Renault acts on fuel cell mobility plan

By ETX Studio | 23 March 2022

PARIS: Hyvia, a joint venture between the Renault group and Plug Power, dedicated exclusively to the development of hydrogen mobility solutions, has just inaugurated its first plant at the Flins Refactory in France's Yvelines region.

This is a fundamental step in the development of Renault's strategy, which aims to produce more and more hydrogen-powered models in the future.

The first assembled fuel cell modules will be used to power the Renault Master H2-Tech, an electric van powered with green hydrogen that is expected to be available later this year.

By the end of 2022, Hyvia plans to reach a production capacity of 1,000 units per year of 30kW fuel cells.

A fuel cell combines air and hydrogen to generate electrical power.

This fuel cell consists of a negative and a positive electrode, separated by a polymer membrane.

The result is a flow of electricity that supplies both the 33kWh battery and the 57kW electric motor.

On the other side, pure water comes out. For the record, a single fuel cell consists of nearly 450 components.

The hydrogen component of the company's "Renaulution" began in 2021, with the unveiling of a prototype electric van powered by green hydrogen, obtained from water electrolysis using renewable electricity.
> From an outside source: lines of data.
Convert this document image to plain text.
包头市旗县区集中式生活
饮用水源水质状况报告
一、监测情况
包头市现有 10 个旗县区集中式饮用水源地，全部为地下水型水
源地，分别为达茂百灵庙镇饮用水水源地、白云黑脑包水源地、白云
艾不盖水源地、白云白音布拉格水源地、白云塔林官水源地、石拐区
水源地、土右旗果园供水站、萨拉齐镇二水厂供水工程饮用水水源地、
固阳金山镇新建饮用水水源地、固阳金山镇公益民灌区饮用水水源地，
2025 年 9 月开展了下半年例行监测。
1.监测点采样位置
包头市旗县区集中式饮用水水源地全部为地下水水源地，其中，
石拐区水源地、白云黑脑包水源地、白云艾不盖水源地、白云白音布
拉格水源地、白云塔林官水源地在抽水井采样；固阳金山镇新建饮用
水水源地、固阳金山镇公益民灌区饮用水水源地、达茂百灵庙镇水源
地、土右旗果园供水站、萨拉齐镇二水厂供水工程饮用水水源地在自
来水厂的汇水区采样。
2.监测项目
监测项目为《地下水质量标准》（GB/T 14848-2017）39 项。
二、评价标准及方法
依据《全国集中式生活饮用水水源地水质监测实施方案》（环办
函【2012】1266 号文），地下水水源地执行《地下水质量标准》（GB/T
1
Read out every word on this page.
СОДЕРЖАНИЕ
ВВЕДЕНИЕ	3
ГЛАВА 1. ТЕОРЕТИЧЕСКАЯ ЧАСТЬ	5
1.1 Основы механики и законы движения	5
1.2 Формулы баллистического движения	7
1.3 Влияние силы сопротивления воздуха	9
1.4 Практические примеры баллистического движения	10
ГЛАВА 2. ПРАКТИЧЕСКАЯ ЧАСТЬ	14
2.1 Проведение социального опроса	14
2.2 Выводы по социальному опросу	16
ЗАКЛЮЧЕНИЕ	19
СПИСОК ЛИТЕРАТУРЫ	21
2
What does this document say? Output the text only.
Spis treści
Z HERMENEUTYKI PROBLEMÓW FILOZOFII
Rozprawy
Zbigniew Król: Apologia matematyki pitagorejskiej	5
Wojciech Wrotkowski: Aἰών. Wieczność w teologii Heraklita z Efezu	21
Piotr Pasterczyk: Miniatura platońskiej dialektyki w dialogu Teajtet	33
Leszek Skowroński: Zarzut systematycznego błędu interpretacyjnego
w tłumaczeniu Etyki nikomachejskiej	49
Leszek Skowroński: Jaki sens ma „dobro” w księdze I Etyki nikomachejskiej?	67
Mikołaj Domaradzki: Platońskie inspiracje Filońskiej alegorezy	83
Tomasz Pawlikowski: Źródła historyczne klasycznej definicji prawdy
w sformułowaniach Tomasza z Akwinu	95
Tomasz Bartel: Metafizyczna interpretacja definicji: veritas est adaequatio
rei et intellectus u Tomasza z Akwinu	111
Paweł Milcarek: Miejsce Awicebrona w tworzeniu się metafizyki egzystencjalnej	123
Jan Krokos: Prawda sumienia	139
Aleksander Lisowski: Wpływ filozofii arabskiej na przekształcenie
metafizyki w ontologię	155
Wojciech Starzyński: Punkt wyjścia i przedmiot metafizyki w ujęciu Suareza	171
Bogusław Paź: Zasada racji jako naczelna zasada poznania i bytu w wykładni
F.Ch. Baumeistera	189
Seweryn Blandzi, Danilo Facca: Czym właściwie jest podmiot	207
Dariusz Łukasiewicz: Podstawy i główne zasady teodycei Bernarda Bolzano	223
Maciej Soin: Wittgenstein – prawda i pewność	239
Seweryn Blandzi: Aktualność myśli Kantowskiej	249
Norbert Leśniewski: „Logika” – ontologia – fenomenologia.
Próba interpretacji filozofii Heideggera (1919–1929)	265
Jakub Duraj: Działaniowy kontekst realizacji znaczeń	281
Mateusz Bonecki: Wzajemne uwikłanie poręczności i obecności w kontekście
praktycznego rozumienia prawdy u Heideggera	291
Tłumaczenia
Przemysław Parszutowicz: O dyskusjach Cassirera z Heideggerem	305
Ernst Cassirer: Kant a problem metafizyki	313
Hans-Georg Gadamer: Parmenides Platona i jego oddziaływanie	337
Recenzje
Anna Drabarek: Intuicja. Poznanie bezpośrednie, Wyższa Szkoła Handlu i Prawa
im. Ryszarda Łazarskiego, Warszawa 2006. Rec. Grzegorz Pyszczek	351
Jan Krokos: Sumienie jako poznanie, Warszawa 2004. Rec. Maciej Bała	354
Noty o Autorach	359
A production version, intended primarily for companies and local authorities, should be available this year. Renault is also due to unveil a new hydrogen-powered concept car in May 2022. This could be the first production model of its kind.

Keep in mind that a hydrogen car can travel long distances without producing the slightest amount of CO2 emissions, as the vehicle only emits water.

In addition, it only takes a few minutes to fill up the car, unlike with the charging of an electric car.

Toyota, Honda and Hyundai are pioneers in this field.

In France, Renault is not the only one involved in this technology.

Stellantis, via Citroën, Peugeot and Opel, has also already presented several models, but only commercial vehicles for the moment.